Tonight’s Thanksgiving Eve. Unlike all my earlier Thanksgiving Eves at this church, I’m sitting at home, rather than leading a worship service.
That’s because the Session, our congregation’s governing board, decided some months ago to cancel this year’s Thanksgiving Eve service. (We moved our Thanksgiving focus to the previous Sunday’s worship service, instead.) The numbers of Wednesday-evening worshipers had been dwindling for years. When we reached the point where there were fewer people in the pews than in the choir loft (many of those people being family members of the singers), we decided it was time to bag this many-decades-old tradition. The people had voted with their feet long before. The times they are a-changin’.
I was reluctant to cancel it, myself. Of all the special worship services we offer throughout the year, the Thanksgiving Eve service has always been one of my favorites. It was simple, low-key, and somehow pure. No Santa Claus or Easter Bunny hanging around the edges of people’s consciousness.
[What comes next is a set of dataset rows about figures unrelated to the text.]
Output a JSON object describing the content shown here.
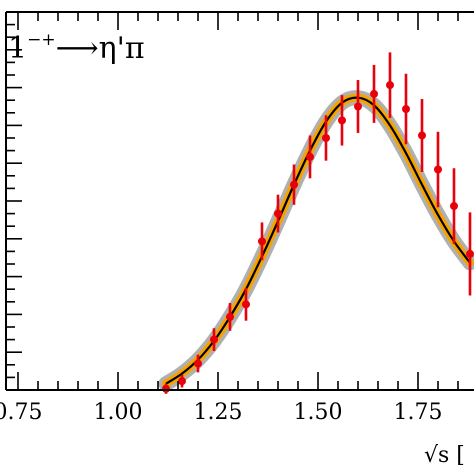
{
  "chart_data": {
    "type": "line",
    "title_base": "1",
    "title_superscript": "−+",
    "title_arrow": "⟶",
    "title_rest": "η'π",
    "xlabel": "√s [",
    "ylabel": "",
    "xlim": [
      0.72,
      1.89
    ],
    "ylim": [
      -1.0,
      29.0
    ],
    "x_ticks": [
      0.75,
      1.0,
      1.25,
      1.5,
      1.75
    ],
    "x_tick_labels": [
      "0.75",
      "1.00",
      "1.25",
      "1.50",
      "1.75"
    ],
    "colors": {
      "data": "#e8000b",
      "fit": "#000000",
      "band_inner": "#f5a300",
      "band_outer": "#b0b0b0",
      "axes": "#000000"
    },
    "series": [
      {
        "kind": "points",
        "x": [
          1.12,
          1.16,
          1.2,
          1.24,
          1.28,
          1.32,
          1.36,
          1.4,
          1.44,
          1.48,
          1.52,
          1.56,
          1.6,
          1.64,
          1.68,
          1.72,
          1.76,
          1.8,
          1.84,
          1.88
        ],
        "y": [
          -0.9,
          -0.3,
          1.1,
          3.0,
          4.8,
          5.8,
          10.8,
          13.0,
          15.3,
          17.5,
          19.0,
          20.4,
          21.5,
          22.5,
          23.2,
          21.3,
          19.2,
          16.5,
          13.6,
          9.8
        ],
        "err": [
          0.4,
          0.5,
          0.7,
          0.9,
          1.1,
          1.3,
          1.5,
          1.5,
          1.6,
          1.7,
          1.8,
          2.0,
          2.1,
          2.3,
          2.6,
          2.8,
          2.9,
          3.0,
          3.0,
          3.3
        ]
      },
      {
        "kind": "fit",
        "x": [
          1.12,
          1.16,
          1.2,
          1.24,
          1.28,
          1.32,
          1.36,
          1.4,
          1.44,
          1.48,
          1.52,
          1.56,
          1.6,
          1.64,
          1.68,
          1.72,
          1.76,
          1.8,
          1.84,
          1.88
        ],
        "y": [
          -0.5,
          0.3,
          1.4,
          2.9,
          4.8,
          7.0,
          9.6,
          12.4,
          15.3,
          18.0,
          20.3,
          21.8,
          22.2,
          21.6,
          20.0,
          17.8,
          15.3,
          12.9,
          10.8,
          9.1
        ]
      }
    ]
  }
}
Just give thanks, that’s all.
But, we’ve been facing increasing pressure from the burgeoning football- related activities from Point Pleasant Beach High school next door. When school officials moved the homecoming parade from late afternoon to evening, several years ago – blocking nearby streets and using them as the staging area for the floats – that meant on-street parking places were at a premium. Here in the suburbs, folks think having to walk a couple of blocks is a terrible inconvenience. Numbers were dwindling for other reasons, besides. Some of our regulars were traveling, and others were stressed out about getting pies into the oven for the next day’s feast.
I think the Session made the right decision: but, still, I miss it. I miss it especially because I think giving thanks is therapeutic. It moves our attention away from ourselves and our complaints, and onto God.
The Japanese poet Issa is considered to be among the greatest writers of Haiku. Issa’s very last poem was discovered in 1826, written on a scrap of paper under the pillow of the bed on which he’d just died. It was winter, and Issa had been sleeping in a crumbling storage shed, after his own house had burned down. Here’s what he wrote:
There are thanks to be given:
this snow on the bed quilt -
it too is from Heaven.
I don’t know what they wrote on Issa's tombstone, but it could very well have been, “Here lies a happy man.”
There have been snows falling in my life, as well – the chilling awareness of the cancer within me. My spiritual growing edge is in learning to give thanks even for some of the experiences that cancer is bringing into my life.
Another great poet, Robert Louis Stevenson, experienced his share of suffering: he died a slow death of tuberculosis. Here’s some advice he once gave:
“The best things in life are nearest: Breath in your nostrils, light in your eyes, flowers at your feet, duties at your hand, the path of right just before you. Then do not grasp at the stars, but do life's plain, common work as it comes, certain that daily duties and daily bread are the sweetest things in life.”
A profound sentiment, and an example for us all. Happy Thanksgiving!
“I will give thanks to the Lord with my whole heart;
I will tell of all your wonderful deeds.”
- Psalm 9:1
1 comment:
Better to give thanks cheerfully and sincerely, Carl, than to do it dutifully and grudgingly.
Why not prepare a special prayer for your people to read and say in their own homes, or just before they travel to be with distant realtives?
You're the theologian in residence, Carl - help them find the right prayer.